Enfin, il y a les infrastructures qui sont une bonne alternative au financement direct de l'Etat puisqu'en fait nous finançons – à hauteur de 2,5 milliards d'euros - des projets d'infrastructures qui sont sponsorisés par l'Etat. Cela peut-être des bâtiments du type école, palais de justice, infrastructure sportive, et même des prisons. Nous investissons aussi dans les infrastructures en matière d'énergie renouvelable - solaire, éolienne. Les infrastructures de transport ne sont pas en reste puisque nous investissons dans les autoroutes, les chemins de fer ou encore le TGV et le tram à Liège. Enfin, nous travaillons de plus en plus sur la connexion digitale avec des projets de fibre pour améliorer la puissance du réseau internet, surtout en France et en Espagne.

« Nos garanties sont très stables. Cette prévisibilité nous permet également d'investir dans des actifs un peu moins liquides - 25 % de notre portefeuille - de bonne qualité. »

AG est donc toujours bien impliquée dans les investissements durables…

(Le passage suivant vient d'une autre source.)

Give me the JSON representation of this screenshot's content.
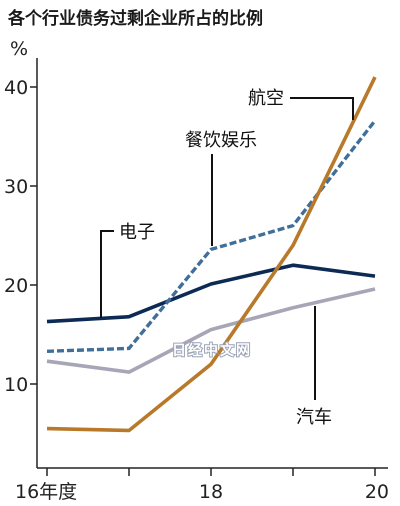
{
  "chart_data": {
    "type": "line",
    "title": "各个行业债务过剩企业所占的比例",
    "unit": "%",
    "x": [
      2016,
      2017,
      2018,
      2019,
      2020
    ],
    "x_tick_labels": [
      "16年度",
      "18",
      "20"
    ],
    "xlim": [
      2016,
      2020
    ],
    "y_ticks": [
      10,
      20,
      30,
      40
    ],
    "ylim": [
      2,
      42
    ],
    "series": [
      {
        "name": "电子",
        "values": [
          16.3,
          16.8,
          20.1,
          22.0,
          20.9
        ],
        "color": "#0d2a55",
        "dash": false
      },
      {
        "name": "餐饮娱乐",
        "values": [
          13.3,
          13.6,
          23.6,
          26.0,
          36.6
        ],
        "color": "#3f6f9a",
        "dash": true
      },
      {
        "name": "航空",
        "values": [
          5.5,
          5.3,
          12.0,
          24.0,
          41.0
        ],
        "color": "#b87a2a",
        "dash": false
      },
      {
        "name": "汽车",
        "values": [
          12.3,
          11.2,
          15.5,
          17.7,
          19.6
        ],
        "color": "#a7a6b7",
        "dash": false
      }
    ]
  },
  "watermark": "日经中文网"
}
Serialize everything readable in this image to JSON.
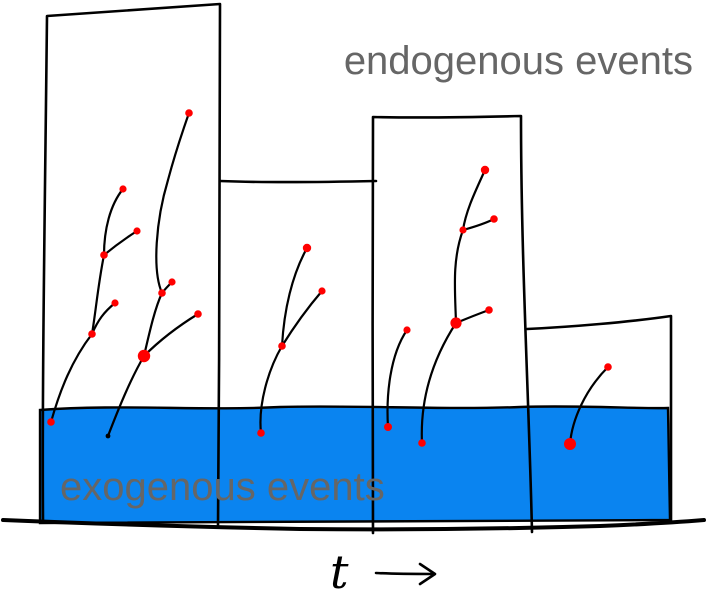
{
  "diagram": {
    "endogenous_label": "endogenous events",
    "exogenous_label": "exogenous events",
    "time_label": "t",
    "colors": {
      "exogenous_fill": "#0a84f0",
      "event_dot": "#ff0000",
      "label_text": "#666666",
      "outline": "#000000",
      "background": "#ffffff"
    },
    "bar_count": 4,
    "cascade_count": 6
  }
}
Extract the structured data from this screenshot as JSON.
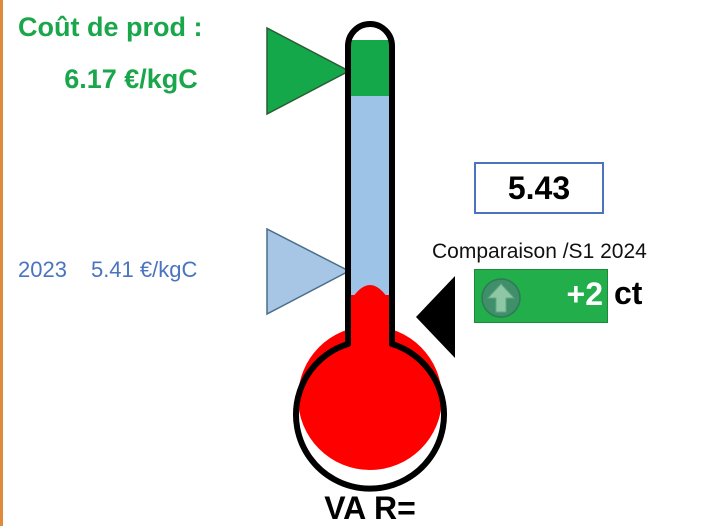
{
  "cost": {
    "title": "Coût de prod :",
    "value": "6.17 €/kgC",
    "color": "#1aa64a"
  },
  "reference": {
    "year": "2023",
    "value": "5.41 €/kgC",
    "color": "#4a74c0"
  },
  "current": {
    "value": "5.43"
  },
  "comparison": {
    "label": "Comparaison /S1 2024",
    "delta": "+2",
    "unit": "ct",
    "arrow_icon": "arrow-up-icon"
  },
  "footer": {
    "label": "VA R="
  },
  "thermometer": {
    "colors": {
      "green": "#14a84a",
      "blue": "#9dc3e6",
      "red": "#ff0000",
      "outline": "#000000"
    }
  }
}
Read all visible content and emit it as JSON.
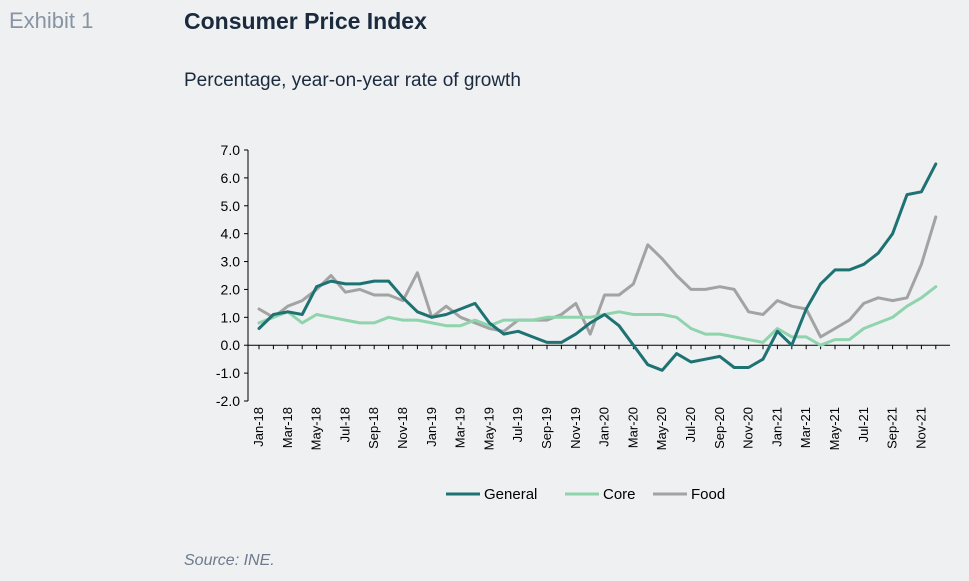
{
  "header": {
    "exhibit": "Exhibit 1",
    "title": "Consumer Price Index",
    "subtitle": "Percentage, year-on-year rate of growth"
  },
  "footer": {
    "source": "Source: INE."
  },
  "chart_data": {
    "type": "line",
    "x": [
      "Jan-18",
      "Feb-18",
      "Mar-18",
      "Apr-18",
      "May-18",
      "Jun-18",
      "Jul-18",
      "Aug-18",
      "Sep-18",
      "Oct-18",
      "Nov-18",
      "Dec-18",
      "Jan-19",
      "Feb-19",
      "Mar-19",
      "Apr-19",
      "May-19",
      "Jun-19",
      "Jul-19",
      "Aug-19",
      "Sep-19",
      "Oct-19",
      "Nov-19",
      "Dec-19",
      "Jan-20",
      "Feb-20",
      "Mar-20",
      "Apr-20",
      "May-20",
      "Jun-20",
      "Jul-20",
      "Aug-20",
      "Sep-20",
      "Oct-20",
      "Nov-20",
      "Dec-20",
      "Jan-21",
      "Feb-21",
      "Mar-21",
      "Apr-21",
      "May-21",
      "Jun-21",
      "Jul-21",
      "Aug-21",
      "Sep-21",
      "Oct-21",
      "Nov-21",
      "Dec-21"
    ],
    "xticks": [
      "Jan-18",
      "Mar-18",
      "May-18",
      "Jul-18",
      "Sep-18",
      "Nov-18",
      "Jan-19",
      "Mar-19",
      "May-19",
      "Jul-19",
      "Sep-19",
      "Nov-19",
      "Jan-20",
      "Mar-20",
      "May-20",
      "Jul-20",
      "Sep-20",
      "Nov-20",
      "Jan-21",
      "Mar-21",
      "May-21",
      "Jul-21",
      "Sep-21",
      "Nov-21"
    ],
    "yticks": [
      "7.0",
      "6.0",
      "5.0",
      "4.0",
      "3.0",
      "2.0",
      "1.0",
      "0.0",
      "-1.0",
      "-2.0"
    ],
    "ylim": [
      -2,
      7
    ],
    "grid": false,
    "legend_position": "bottom",
    "series": [
      {
        "name": "General",
        "color": "#1f7272",
        "values": [
          0.6,
          1.1,
          1.2,
          1.1,
          2.1,
          2.3,
          2.2,
          2.2,
          2.3,
          2.3,
          1.7,
          1.2,
          1.0,
          1.1,
          1.3,
          1.5,
          0.8,
          0.4,
          0.5,
          0.3,
          0.1,
          0.1,
          0.4,
          0.8,
          1.1,
          0.7,
          0.0,
          -0.7,
          -0.9,
          -0.3,
          -0.6,
          -0.5,
          -0.4,
          -0.8,
          -0.8,
          -0.5,
          0.5,
          0.0,
          1.3,
          2.2,
          2.7,
          2.7,
          2.9,
          3.3,
          4.0,
          5.4,
          5.5,
          6.5
        ]
      },
      {
        "name": "Core",
        "color": "#8fd4ad",
        "values": [
          0.8,
          1.0,
          1.2,
          0.8,
          1.1,
          1.0,
          0.9,
          0.8,
          0.8,
          1.0,
          0.9,
          0.9,
          0.8,
          0.7,
          0.7,
          0.9,
          0.7,
          0.9,
          0.9,
          0.9,
          1.0,
          1.0,
          1.0,
          1.0,
          1.1,
          1.2,
          1.1,
          1.1,
          1.1,
          1.0,
          0.6,
          0.4,
          0.4,
          0.3,
          0.2,
          0.1,
          0.6,
          0.3,
          0.3,
          0.0,
          0.2,
          0.2,
          0.6,
          0.8,
          1.0,
          1.4,
          1.7,
          2.1
        ]
      },
      {
        "name": "Food",
        "color": "#a3a3a3",
        "values": [
          1.3,
          1.0,
          1.4,
          1.6,
          2.0,
          2.5,
          1.9,
          2.0,
          1.8,
          1.8,
          1.6,
          2.6,
          1.0,
          1.4,
          1.0,
          0.8,
          0.6,
          0.5,
          0.9,
          0.9,
          0.9,
          1.1,
          1.5,
          0.4,
          1.8,
          1.8,
          2.2,
          3.6,
          3.1,
          2.5,
          2.0,
          2.0,
          2.1,
          2.0,
          1.2,
          1.1,
          1.6,
          1.4,
          1.3,
          0.3,
          0.6,
          0.9,
          1.5,
          1.7,
          1.6,
          1.7,
          2.9,
          4.6
        ]
      }
    ]
  }
}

Exactement, nous mettons encore et toujours l'accent sur l'approche durable de nos investissements. L'Europe a compris qu'il faut stimule​r les investissements durables qui ont un impact positif pour notre planète. C'est pourquoi l'Europe est en train de faire son Green deal - énergie renouvelable –  mais aussi son Digital deal – connexion digitale de haute qualité. Dans ces deux approches, AG souhaite ajouter une dimension sociale afin d'être les « meilleurs supporters de votre vie » possible. C'est pourquoi nous investissons dans les logements sociaux, par exemple.


AG assure une méthode d'investissement solide derrière ses produits en branche 21. Existe-t-il d’autres possibilités de financement pour l’assurance de groupe ? 

Il faut savoir que nous investissons de manière optimale en branche 21 et que nous disposons d'une très bonne offre. Cependant, nous cherchons toujours des alternatives aux obligations à 0 % même si nous aurons de bons résultats. 

Avec les taux qui sont tellement bas, une bonne option consiste à opter pour un investissement "hybride", à savoir dans la branche 21 mais qui est complétée par une partie dans la branche 23. Ceci est plus risqué mais le potentiel de rendement à long terme est évidemment plus élevé. Il s'agirait d'une combinaison entre un investissement en branche 21 qui est sans risque et un élément de risque en branche 23 pour augmenter le potentiel de rendement. Je pense que cette combinaison est une alternative qui fait sens dans le contexte économique actuel.